I noticed when first driving out, especially in cold weather, it seems the AT is very slow and unresponsive in moving through the gears. Sometimes I have to push 3000+ RPM's for several seconds before the AT "decides" to upshift to a higher gear.

Is this normal? Has anyone else observed this in their car?
Thanks


----------



## scaredpoet (Nov 29, 2010)

It's normal, actually kinda common on smaller engines. It's going to hang on to the gears longer until the engine temperature warms up.


----------



## racer114 (Nov 7, 2010)

I am experiencing the same now, after the "reflash" for my tranny. It was present before, but not to this degree. Mine goes back tomorrow to get looked at.


----------



## montgom626 (Jan 16, 2011)

Even the almighty, 90K (USD) 2009 AUDI A8L with a six speed auto and 4.2L V8 shifts "rougher" when cold and holds each gear longer when cold.
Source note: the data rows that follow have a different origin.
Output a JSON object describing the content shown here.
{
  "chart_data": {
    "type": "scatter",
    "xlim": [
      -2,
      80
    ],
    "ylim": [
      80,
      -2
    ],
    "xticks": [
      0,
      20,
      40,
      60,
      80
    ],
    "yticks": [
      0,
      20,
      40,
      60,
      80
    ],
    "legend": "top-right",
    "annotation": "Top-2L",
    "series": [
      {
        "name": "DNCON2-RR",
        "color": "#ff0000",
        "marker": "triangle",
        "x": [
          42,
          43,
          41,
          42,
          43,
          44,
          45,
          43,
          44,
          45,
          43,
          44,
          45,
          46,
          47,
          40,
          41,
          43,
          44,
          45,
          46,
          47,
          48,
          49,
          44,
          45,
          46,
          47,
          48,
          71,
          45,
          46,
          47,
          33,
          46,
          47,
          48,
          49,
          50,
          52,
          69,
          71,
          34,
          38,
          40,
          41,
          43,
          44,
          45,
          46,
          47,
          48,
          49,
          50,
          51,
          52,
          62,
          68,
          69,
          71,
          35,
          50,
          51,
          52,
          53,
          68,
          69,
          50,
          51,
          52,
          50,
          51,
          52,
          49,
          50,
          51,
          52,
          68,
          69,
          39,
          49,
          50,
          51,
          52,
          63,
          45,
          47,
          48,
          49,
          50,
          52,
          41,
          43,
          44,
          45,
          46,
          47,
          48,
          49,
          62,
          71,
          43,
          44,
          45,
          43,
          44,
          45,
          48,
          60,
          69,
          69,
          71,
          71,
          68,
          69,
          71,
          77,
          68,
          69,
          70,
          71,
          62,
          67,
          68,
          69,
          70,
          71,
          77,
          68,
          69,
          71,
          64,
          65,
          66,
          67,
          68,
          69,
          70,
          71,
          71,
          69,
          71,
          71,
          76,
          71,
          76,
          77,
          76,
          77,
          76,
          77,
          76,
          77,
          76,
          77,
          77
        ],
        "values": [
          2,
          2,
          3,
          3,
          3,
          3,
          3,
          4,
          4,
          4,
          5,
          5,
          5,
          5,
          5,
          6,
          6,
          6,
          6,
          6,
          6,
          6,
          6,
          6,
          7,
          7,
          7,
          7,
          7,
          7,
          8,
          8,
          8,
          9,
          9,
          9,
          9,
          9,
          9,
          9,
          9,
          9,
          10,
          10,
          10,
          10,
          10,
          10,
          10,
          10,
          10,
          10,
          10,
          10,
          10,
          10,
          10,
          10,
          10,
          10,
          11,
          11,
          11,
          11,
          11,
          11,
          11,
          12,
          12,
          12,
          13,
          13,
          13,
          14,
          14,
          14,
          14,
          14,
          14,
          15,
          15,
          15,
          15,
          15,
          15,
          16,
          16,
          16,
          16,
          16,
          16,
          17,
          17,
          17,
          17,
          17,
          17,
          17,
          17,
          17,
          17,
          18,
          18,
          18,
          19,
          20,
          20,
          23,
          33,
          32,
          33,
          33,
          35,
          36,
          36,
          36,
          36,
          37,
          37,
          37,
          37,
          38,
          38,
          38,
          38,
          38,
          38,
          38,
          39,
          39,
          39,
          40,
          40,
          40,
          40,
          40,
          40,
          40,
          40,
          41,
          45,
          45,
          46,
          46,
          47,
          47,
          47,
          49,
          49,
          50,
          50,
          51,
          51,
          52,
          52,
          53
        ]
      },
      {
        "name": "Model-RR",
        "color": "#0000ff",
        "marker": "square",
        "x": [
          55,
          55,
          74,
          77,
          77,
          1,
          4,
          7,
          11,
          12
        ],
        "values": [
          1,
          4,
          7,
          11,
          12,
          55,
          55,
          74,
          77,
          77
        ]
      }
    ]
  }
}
The engine revs higher when cold. In 2 minutes it, runs fine. By cold, <20 degrees F.

I think it is called "warming" up. 
RGM


----------



## cerbomark (Dec 13, 2010)

minus 16 F today. Shifted a little different for maybe 5 mins and then back to normal. Not a issue.


----------



## Aeroscout977 (Nov 25, 2010)

Yeah like everyone said it's normal. Has to do with the tranny fluid temps mostly. Just let it warm up and it'll be fine.


----------



## GM_6T40_Trans_Engineer (Feb 26, 2011)

Unfortunately, the experiences you are encountering with cold start conditions and shifting are inherent to the first generation design of the 6T40. Best suggestion is to let the vehicle warm up for 2-5 minutes, which will increase the oil temp in the transmission. 

Customer feedback on this issue has been duly noted and is being corrected in next generation.


----------



## Aeroscout977 (Nov 25, 2010)

^ Don't see that on every forum nice =D


----------



## GM_6T40_Trans_Engineer (Feb 26, 2011)

JDM-USDM Love said:


> ^ Don't see that on every forum nice =D


Well, because we DO care.


----------



## TSURacing (Jan 1, 2011)

GM_6T40_Trans_Engineer said:


> Well, because we DO care.


Its awesome to have you aboard thanks!
What can you tell us about the reflash that is being performed per the TSB. Is this the same parameters that are currently being programmed on production Cruzes? Or is this a unique set of parameters that specifically address customers issues with harsh shifting?

If this is what is currently being built at Lordstown, what was the production cut-off date so people could determine if the reflash would improve their issues?

Is there ongoing work to further refine the TCM program?


----------



## robertbick (Jan 1, 2011)

Sweeeeet. An Engineer that knows what he's talking about!


----------



## fastdriver (Jan 7, 2011)

GM_6T40_Trans_Engineer said:


> Unfortunately, the experiences you are encountering with cold start conditions and shifting are inherent to the first generation design of the 6T40. Best suggestion is to let the vehicle warm up for 2-5 minutes, which will increase the oil temp in the transmission.
> 
> Customer feedback on this issue has been duly noted and is being corrected in next generation.


*SADL*Y, this issue *SHOULD* have been noticed in Chevy's *FOUR MILLION MILES* of "testing"!

Why should ANYONE have to wait for the "next generation"?


----------



## 70AARCUDA (Nov 14, 2010)

...and, wasn't 2008 the _first_ generation for the 6T40, when it was _first_ used on the Malibu?

...that'd imply we're already up to the *2nd* or *3rd* generation 6T40...or, we _should_ be?


----------